Their entries will be checked once per week, according to the resident.
“If you skip even one day, or write an entry insincerely, you will be singled out in front of everyone and humiliated during life review sessions on Saturday,” he said.
The review sessions are not just a facet of the military.
Every North Korean citizen must attend such sessions in companies, organizations, or neighborhood watch units, and review how they can be more loyal. Citizens are made not only to criticize themselves, but also to report instances of deficient loyalty among their peers.
For the stormtroopers, the diary assignment is yet another way that the government is forcing them to prove their loyalty.
“How can they expect struggling young people who go to bed hungry every day to be in the mood to write a diary every day?” the resident said.
The diary also serves as a reminder of the project’s deadline, he said.

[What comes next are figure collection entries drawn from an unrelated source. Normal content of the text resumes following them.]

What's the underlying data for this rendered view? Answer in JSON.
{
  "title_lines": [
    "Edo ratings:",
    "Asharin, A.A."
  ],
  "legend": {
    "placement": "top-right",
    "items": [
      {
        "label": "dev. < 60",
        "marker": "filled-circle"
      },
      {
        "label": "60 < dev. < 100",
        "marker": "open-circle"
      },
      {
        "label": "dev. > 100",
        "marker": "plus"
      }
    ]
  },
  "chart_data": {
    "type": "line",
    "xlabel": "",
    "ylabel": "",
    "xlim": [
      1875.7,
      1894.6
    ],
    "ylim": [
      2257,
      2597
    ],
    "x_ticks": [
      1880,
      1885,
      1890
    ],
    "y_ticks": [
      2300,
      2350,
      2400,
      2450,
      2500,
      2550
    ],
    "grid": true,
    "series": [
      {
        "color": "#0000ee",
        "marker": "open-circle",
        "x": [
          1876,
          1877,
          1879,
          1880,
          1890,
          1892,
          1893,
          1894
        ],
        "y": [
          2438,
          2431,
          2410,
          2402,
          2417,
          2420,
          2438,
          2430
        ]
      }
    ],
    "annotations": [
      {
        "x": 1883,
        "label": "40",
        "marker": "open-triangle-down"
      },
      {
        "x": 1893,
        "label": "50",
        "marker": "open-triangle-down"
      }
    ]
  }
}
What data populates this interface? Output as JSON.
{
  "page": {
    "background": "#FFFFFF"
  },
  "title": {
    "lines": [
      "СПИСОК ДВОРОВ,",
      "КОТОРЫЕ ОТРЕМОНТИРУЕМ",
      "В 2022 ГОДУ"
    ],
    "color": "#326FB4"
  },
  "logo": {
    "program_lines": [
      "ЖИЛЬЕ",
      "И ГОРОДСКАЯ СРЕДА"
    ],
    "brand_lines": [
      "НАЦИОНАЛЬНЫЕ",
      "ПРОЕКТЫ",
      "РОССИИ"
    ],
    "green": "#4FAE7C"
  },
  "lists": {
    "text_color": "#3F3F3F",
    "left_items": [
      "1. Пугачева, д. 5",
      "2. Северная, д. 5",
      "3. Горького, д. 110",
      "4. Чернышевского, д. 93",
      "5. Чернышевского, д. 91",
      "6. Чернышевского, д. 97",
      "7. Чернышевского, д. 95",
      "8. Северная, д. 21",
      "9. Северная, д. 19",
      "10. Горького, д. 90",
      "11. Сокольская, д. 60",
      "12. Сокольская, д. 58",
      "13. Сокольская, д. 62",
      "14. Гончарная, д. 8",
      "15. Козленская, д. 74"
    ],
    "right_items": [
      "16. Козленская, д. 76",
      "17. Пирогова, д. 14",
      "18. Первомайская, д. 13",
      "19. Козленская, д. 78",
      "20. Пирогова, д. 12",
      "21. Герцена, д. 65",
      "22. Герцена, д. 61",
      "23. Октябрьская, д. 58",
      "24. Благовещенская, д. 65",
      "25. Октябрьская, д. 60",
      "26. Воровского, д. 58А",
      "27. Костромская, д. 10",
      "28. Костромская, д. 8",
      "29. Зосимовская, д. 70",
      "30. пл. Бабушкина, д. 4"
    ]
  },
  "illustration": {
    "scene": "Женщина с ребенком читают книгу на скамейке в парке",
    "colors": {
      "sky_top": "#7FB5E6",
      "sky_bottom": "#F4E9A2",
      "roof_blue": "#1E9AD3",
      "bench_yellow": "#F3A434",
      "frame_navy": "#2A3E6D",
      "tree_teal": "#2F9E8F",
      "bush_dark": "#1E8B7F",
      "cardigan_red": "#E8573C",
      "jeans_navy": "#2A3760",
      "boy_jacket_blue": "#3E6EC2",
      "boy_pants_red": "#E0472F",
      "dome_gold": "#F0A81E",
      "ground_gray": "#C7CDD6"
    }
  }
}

“At the bottom of each diary page it says ‘There are ______ days left to report loyalty to the Mother Party,’ implicitly urging the completion of the construction before Oct. 10,” which is Party Foundation Day.
A former stormtrooper who worked in Pyongyang, but was sent home to the northwestern city of Sinuiju after being injured in an accident, told RFA that the diary is also used in punishments.
“A member of the stormtrooper platoon I was in deserted because he was starving and he hid at a relative’s house in the city,” she said. “He was captured after ten days. The brigade commander forced him to write self-criticism letters to fill in the blank pages in his diary.”
People who have heard about the plight of the stormtroopers are unhappy that the government gave the diaries as gifts to the soldiers, but monitors what they write and punishes them for it, the soldier said.
Shortly after a major holiday in April, the party committee at North Korea’s top university received a letter penned by a citizen that strongly criticized diary censorship,” she said.
“The writer of the letter faked his name, so the judicial authorities couldn’t investigate any further.”